Photo courtesy of Zeitgeist Design & Production
Imagineering is the research and development arm of the Walt Disney Company, which is responsible for creating, designing and constructing Disney theme parks, merchandise development, Disney games and other attractions globally.
Joe Lanzisero, former Walt Disney imagineer and current VP of Zeitgeist Design & Production, sat down with MobiHealthNews to discuss the creation process of building immersive worlds and how those techniques can be used to design experiences to improve patient care.
MobiHealthNews: How does your experience as a Walt Disney imagineer influence how you would make an immersive experience for healthcare?
Joe Lanzisero: I have consulted for a few different people, two companies. You may be familiar with Reimagine Well. Another imagineer, longtime friend and colleague from Imagineering Roger Holzberg, has been involved with that for a long time, and has had me consult with them more on the physical design side, how we create environments and places, especially for younger children.
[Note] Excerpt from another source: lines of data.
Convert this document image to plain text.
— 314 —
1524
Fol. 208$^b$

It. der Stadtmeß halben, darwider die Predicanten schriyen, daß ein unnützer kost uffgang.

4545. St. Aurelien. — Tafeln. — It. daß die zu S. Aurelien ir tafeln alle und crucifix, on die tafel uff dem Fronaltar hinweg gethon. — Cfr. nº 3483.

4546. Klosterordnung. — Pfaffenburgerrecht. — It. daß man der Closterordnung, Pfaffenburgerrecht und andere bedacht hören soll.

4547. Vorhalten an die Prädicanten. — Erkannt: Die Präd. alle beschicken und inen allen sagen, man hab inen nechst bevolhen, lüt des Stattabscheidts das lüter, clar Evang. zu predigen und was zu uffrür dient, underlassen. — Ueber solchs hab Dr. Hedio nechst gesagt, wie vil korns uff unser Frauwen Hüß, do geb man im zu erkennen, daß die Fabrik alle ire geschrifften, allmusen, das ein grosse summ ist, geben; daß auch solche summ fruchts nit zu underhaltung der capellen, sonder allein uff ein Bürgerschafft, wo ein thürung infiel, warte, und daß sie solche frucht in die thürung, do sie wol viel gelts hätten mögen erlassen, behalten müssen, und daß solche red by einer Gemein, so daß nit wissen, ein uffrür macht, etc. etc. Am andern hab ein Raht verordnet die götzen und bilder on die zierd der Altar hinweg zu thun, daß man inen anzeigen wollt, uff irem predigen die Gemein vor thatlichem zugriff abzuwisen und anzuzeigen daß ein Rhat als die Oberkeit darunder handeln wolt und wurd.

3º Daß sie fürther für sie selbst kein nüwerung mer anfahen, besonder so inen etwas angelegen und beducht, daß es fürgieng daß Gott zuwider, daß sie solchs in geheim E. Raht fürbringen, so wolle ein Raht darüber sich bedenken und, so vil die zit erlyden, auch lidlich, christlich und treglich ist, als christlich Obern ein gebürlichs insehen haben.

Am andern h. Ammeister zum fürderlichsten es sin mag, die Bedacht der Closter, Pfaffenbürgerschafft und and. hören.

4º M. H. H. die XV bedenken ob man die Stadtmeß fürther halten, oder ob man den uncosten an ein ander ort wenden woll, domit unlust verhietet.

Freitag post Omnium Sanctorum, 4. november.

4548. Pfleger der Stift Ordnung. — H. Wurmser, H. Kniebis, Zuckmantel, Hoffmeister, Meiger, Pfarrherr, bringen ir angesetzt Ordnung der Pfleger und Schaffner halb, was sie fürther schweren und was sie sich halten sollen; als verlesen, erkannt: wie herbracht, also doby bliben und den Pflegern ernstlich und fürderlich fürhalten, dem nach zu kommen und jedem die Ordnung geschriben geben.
A big chunk of the work that I did at Disney was in designing children's spaces. I designed the original Toontown. I did children's spaces on cruise ships. So, I have an understanding of the kinds of environments and the kinds of activities in a theme park.
Then, of course, working with Roger, we had to understand, how does that translate – mostly about, you know, how horrible [the patient] experience can be for a small child. We created a journey even before they got their online experience – working with the doctors, working with the parents, then once they got into the hospital experience, seeing what we could do. A lot of it is about distractions. So that was one piece of my work in the sector.
MHN: Are you seeking to design immersive experiences for healthcare?
Lanzisero: Absolutely. It was interesting that during the pandemic, when theme parks were closed, most of them were closed, and a lot of people in our industry started turning to healthcare and other kinds of institutional things.
It's applying what I learned at Disney about just knowing the experiential journey that people go through and how they react to different kinds of experiences. And because I had a broad base of design challenges, like I said, from cruise ships to hotels to dark rides, with each of them, I had to think and, especially at Disney, you always had to think about all of your users, and that was from little kids to older people and everything in between.
MHN: There's a lot to think about when it comes to designing experiences for healthcare. Take psychiatric care, for example; you don't want to trigger a traumatic memory inadvertently. How would you explore creating experiences for various sectors of healthcare?
Lanzisero: I would do the same thing I always did on every project – you have to become an expert, and you become an expert by talking to experts. So, immediately, I would sit with the psychiatric doctors, understand what the triggers are, and understand what they're looking for in terms of what kind of experiences we're going to create.
MHN: There's a lot of talk in healthcare about AI and how, eventually, the technology may be able to design immersive experiences on the fly. As a designer, what do you think about AI having a hand in creating these experiences?
Lanzisero: I am not afraid of it. I think it's going to be another amazing tool. I think back to when computer-aided design started happening in CAD drawing. People said, "Okay, that's it, that's the end of designers." But no, I mean, you still need all the things that you and I are talking about. You first need that human engagement of people talking and understanding what you're solving for, and then you think about what tool you are going to use that's going to work best to get the results you need. And one of them may be AI. It may be talking with other people. It may be going to another consulting firm. So, I always try to think of it in broad terms.